Uma mensagem me atendeu no segundo toque, de novo: “No momento todos os atendentes estão ocupados. Aguarde e atenderemos dentro de alguns minutos... Tarararantaranraran... tararanraranraran...”. (Será algum tipo de estratégia para minimizar o desgaste por parte de quem liga com o mesmo propósito que eu?) Enquanto os tararans se misturavam com o “Laialáiá, quero de novo cantar...” peguei o interfone e liguei novamente para Roberto. A esperança residia no problema resolvido e, então, aquele mal-estar seria desnecessário. Nesse instante, Irene ia buscar o querosene pra acender o fogareiro e incendiava o tararan em meu ouvido. Com um fone colado em cada um dos meus ouvidos, tentei manter o controle. Minha mãe perguntou se o som me incomodava e, claro, respondi que não. Se uma barraqueira na família já estava procurando confusão, quiçá, o que poderiam fazer duas. Uma filha frustrada e uma mãe superprotetora preocupada com o desenvolvimento da atividade da cria indefesa. Que dupla!

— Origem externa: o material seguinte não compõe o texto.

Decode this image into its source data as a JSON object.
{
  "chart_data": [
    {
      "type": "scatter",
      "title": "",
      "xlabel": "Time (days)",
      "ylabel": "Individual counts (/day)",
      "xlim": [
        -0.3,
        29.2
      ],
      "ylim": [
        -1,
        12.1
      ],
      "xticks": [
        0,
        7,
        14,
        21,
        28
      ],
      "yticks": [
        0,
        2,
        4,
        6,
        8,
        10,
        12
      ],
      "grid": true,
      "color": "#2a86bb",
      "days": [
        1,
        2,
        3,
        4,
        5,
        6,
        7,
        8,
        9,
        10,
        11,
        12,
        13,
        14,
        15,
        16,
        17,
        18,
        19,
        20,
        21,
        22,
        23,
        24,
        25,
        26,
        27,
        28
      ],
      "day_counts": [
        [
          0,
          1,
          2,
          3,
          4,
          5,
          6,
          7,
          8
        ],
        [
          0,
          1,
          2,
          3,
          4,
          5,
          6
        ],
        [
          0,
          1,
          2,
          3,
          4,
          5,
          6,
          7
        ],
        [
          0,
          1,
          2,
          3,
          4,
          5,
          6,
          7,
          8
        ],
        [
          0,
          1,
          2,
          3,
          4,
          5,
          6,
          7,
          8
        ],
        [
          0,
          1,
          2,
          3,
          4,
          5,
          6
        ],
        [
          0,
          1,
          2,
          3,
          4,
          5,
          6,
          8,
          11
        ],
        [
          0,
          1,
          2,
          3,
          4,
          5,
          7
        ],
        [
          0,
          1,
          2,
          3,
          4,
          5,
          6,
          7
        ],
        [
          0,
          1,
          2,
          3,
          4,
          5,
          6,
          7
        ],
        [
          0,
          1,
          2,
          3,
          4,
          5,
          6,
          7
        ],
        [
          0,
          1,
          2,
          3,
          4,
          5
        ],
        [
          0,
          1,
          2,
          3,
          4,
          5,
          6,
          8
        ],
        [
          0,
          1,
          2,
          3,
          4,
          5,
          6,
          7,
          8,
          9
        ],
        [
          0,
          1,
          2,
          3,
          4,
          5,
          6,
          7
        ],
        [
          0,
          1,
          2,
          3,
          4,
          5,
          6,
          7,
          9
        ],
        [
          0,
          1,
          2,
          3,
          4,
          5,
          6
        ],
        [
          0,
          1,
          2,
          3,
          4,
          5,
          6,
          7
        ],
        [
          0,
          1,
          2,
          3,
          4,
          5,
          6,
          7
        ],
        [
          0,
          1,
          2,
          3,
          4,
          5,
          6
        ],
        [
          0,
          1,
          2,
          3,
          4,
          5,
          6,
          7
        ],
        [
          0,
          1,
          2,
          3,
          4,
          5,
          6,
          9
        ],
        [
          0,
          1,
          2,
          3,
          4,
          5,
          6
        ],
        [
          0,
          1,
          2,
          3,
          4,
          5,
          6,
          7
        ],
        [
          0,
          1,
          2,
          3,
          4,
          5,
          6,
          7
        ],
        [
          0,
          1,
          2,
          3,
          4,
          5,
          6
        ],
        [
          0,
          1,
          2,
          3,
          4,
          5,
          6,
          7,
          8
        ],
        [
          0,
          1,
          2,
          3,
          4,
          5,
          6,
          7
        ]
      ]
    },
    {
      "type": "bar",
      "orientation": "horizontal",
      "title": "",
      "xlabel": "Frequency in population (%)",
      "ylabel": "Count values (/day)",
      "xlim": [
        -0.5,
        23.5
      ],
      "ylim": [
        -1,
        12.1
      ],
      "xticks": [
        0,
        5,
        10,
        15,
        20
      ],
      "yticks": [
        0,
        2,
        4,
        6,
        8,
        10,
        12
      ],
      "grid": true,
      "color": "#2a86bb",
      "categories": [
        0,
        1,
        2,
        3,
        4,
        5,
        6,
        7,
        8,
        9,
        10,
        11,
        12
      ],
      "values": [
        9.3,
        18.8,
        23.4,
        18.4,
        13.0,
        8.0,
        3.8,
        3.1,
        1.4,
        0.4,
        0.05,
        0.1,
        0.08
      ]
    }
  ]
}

Roberto me sussurrou que o colega foi ao grupo e pediu para baixar o som. Eu informei que nada havisa mudado e desliguei o telefone. Uma voz feminina atendeu na Sucom e, muito feliz, contei a Sâmara, de novo, a história e quando terminei, percebi que falava sozinha. O telefone estava mudo. Tentei ligar novamente e o velho e triste conhecido “No momento todos os atendentes estão ocupados. Aguarde e atenderemos dentro de alguns minutos... tarararantaranraran ...tararanraranraran...” me fechou a garganta, deixando queimar livre a cólera de incapacidade. Fantasiei, instantaneamente, ser Michael Douglas em Um dia de Fúria e com um taco de beisebol quebrei todos os autofalantes de trio elétrico do automóvel preto de placa CKG 3562. Sim! Fora o surto, eu saí para dar uma olhadela na turma e, quem sabe, ao ver minha cara de aborrecimento, eles se tocassem que estavam incomodando com o som do arrocha. Arrocha! Vi uma lágrima escorrer do meu rosto e me senti derrotada. Caminhei de volta para dentro de casa, abri a geladeira e me entreguei à lata de Skol que me olhava feliz. Três da tarde. Me joguei de novo no sofá e chorei copiosamente dessa vez. Talvez minha orientadora entendesse a minha falta de compromisso e responsabilidade por não entregar o capítulo devidamente revisado que eu precisava entregar. Eu poderia até suportar o atraso de meses na finalização do meu trabalho. Podia aguentar o calor, os dias que abdiquei da presença dos meus amigos e da série que não consegui assistir na TV em meu tempo livre. Eu podia aguentar até Irene. Podia sim. Mas arrocha, não. ARROCHA, NÃO!

Um comentário:

Anônimo disse...

Amiga,
nem tô acreditando nisso.
Eu tava aqui esperando você dizer que resolveu a problemática da coisa.
Não reconheço você vencida pelo Arrocha! Não mesmo!
Mas entendo também que não é sempre que se está disposta a resolver trilhas sonoras de 5ª.

Beijos e melhor sorte da próxima vez!